Will COVID-19 Finally Change IT Thinking?

By Chuck Fried, CEO, TxMQ

Anyone who works in IT knows that disaster recovery, or DR planning is a constant. DR tests are regularly scheduled, and departments are measured on their relative success or failure of said tests. It’s a relatively straightforward, if not exactly easy, task to prepare for and come up with responses to all the various hypothetical disaster scenarios you can think of. But what about the scenarios you haven’t thought of?

There are only a few events in the history of information technology that have forced us to completely reevaluate how we protect our key systems. 9/11 was one of those milestones. On September 10, 2001 technology systems were still operating much as they had for the previous decade. By the next day — after the attacks on New York and Washington — everything had changed. IT organizations were suddenly tasked with radically improving security, and there is a clear dividing line between how we managed data integrity before and after that terrible day.

The current COVID-19 pandemic is a global tragedy that is still unfolding, but I predict that it will have just as profound an effect on how IT departments function in the future as 9/11 did, if not more so. The attacks on the U.S. never threatened the technical infrastructure of the United States directly, so in a sense what is happening now is even more profound — and will have much bigger long-term ripple effects, both in terms of how we work and how we think about the technology that powers our economy.

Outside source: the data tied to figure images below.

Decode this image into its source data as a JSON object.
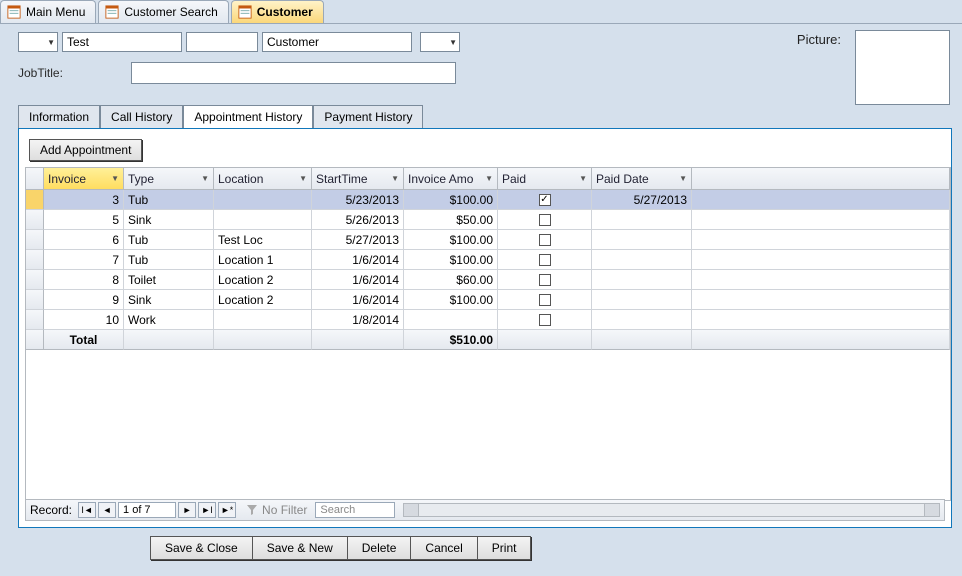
{
  "top_tabs": {
    "main_menu": "Main Menu",
    "customer_search": "Customer Search",
    "customer": "Customer"
  },
  "form": {
    "first_name": "Test",
    "last_name": "Customer",
    "jobtitle_label": "JobTitle:",
    "jobtitle_value": "",
    "picture_label": "Picture:"
  },
  "inner_tabs": {
    "information": "Information",
    "call_history": "Call History",
    "appointment_history": "Appointment History",
    "payment_history": "Payment History"
  },
  "buttons": {
    "add_appointment": "Add Appointment",
    "save_close": "Save & Close",
    "save_new": "Save & New",
    "delete": "Delete",
    "cancel": "Cancel",
    "print": "Print"
  },
  "grid": {
    "columns": {
      "invoice": "Invoice",
      "type": "Type",
      "location": "Location",
      "starttime": "StartTime",
      "invoice_amt": "Invoice Amo",
      "paid": "Paid",
      "paid_date": "Paid Date"
    },
    "rows": [
      {
        "invoice": "3",
        "type": "Tub",
        "location": "",
        "start": "5/23/2013",
        "amt": "$100.00",
        "paid": true,
        "paid_date": "5/27/2013"
      },
      {
        "invoice": "5",
        "type": "Sink",
        "location": "",
        "start": "5/26/2013",
        "amt": "$50.00",
        "paid": false,
        "paid_date": ""
      },
      {
        "invoice": "6",
        "type": "Tub",
        "location": "Test Loc",
        "start": "5/27/2013",
        "amt": "$100.00",
        "paid": false,
        "paid_date": ""
      },
      {
        "invoice": "7",
        "type": "Tub",
        "location": "Location 1",
        "start": "1/6/2014",
        "amt": "$100.00",
        "paid": false,
        "paid_date": ""
      },
      {
        "invoice": "8",
        "type": "Toilet",
        "location": "Location 2",
        "start": "1/6/2014",
        "amt": "$60.00",
        "paid": false,
        "paid_date": ""
      },
      {
        "invoice": "9",
        "type": "Sink",
        "location": "Location 2",
        "start": "1/6/2014",
        "amt": "$100.00",
        "paid": false,
        "paid_date": ""
      },
      {
        "invoice": "10",
        "type": "Work",
        "location": "",
        "start": "1/8/2014",
        "amt": "",
        "paid": false,
        "paid_date": ""
      }
    ],
    "total_label": "Total",
    "total_amt": "$510.00"
  },
  "recordnav": {
    "label": "Record:",
    "position": "1 of 7",
    "no_filter": "No Filter",
    "search": "Search"
  }
}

Ultimately, the way this crisis has unfolded is incontrovertible evidence that business leaders must finally reevaluate how they manage their company’s technology infrastructure.  We all must be more forward-thinking — more reflective about the ‘what if’ scenarios impacting our businesses. Rather than waiting for compliance or legal to tell us what’s needed, we should jump at this unique chance to rigorously think through previously unthinkable scenarios.

Worst-case scenario

No one expects to have to live through their worst-case scenario, but short of nuclear war, this pandemic is right up there in terms of severity. Over the past few weeks, I’ve read about and spoken to numerous IT and business leaders who say they didn’t see anything like this coming. But to that I say, this is precisely the sort of situation we should all have been prepared for. Planning for “DataCenterDown” is one thing, but what about a different sort of crisis — like no one can come into work, or we have to operate with a 99% reduction in staff? Was that part of any of your tests or simulations?

If you, like so many IT pros, are now perhaps finding yourself at home with some excess time on your hands, now is as good a time as any to dig out those dusty DR manuals and see how well you really prepared for what we’re all experiencing today.

Nearly every organization has experienced a loss of staff, reduced physical access to systems, and a moderate-to-severe slowdown in business in the past few weeks. The result of the lack of preparedness for these events has caused many a calamity, some of which border on the absurd. For instance, some systems are so highly tuned that they will fire off streams of nonsensical alerts if they see transaction volumes outside of normal parameters — including unusually low numbers (as well as the overly high numbers that businesses are usually on the lookout for).

To be sure, there are things we can’t plan for. It’s a truism to say that we can only plan for what we can think of, and we’re bound to miss the unthinkable. Additionally, there’s an intellectual argument to be made that focusing too much on only the worst-case scenarios is poor risk management, and may lead to companies being overly cautious. But the lack of preparedness among many companies today for this virus flies in the face of the brute fact that this scenario was well within our sights.

Just last year Johns Hopkins, in partnership with the Bill and Melinda Gates Foundation and the World Economic Forum, hosted a heavily publicized disaster preparedness program centered around a tabletop pandemic simulation exercise, which they called “Event 201.” Moreover, Gates and others have been spreading the word to anyone who will listen about the possibility of just this situation for years now. If businesses don’t have a response to global pandemic in their disaster recovery plans, it’s not because such an event was unthinkable. It’s because they weren’t paying attention.

Going forward

The good news is that the core institutions of our society — banks, hospitals, postal services — have shown remarkable resilience in the face of this crisis, even if government leaders have been inconsistent. And while many industries have been devastated, in particular travel, tourism and hospitality (especially restaurants and entertainment), we should breathe a sigh of relief that the pandemic has so far not affected a wider swath of businesses.

If there’s one thing we can be sure of amongst all this uncertainty, it’s that this crisis won’t be the last one in our lifetimes (though hopefully it is the worst). Let us hope this course of events will serve as a much overdue wakeup call to businesses that they need to change their thinking and start seriously planning for the unthinkable.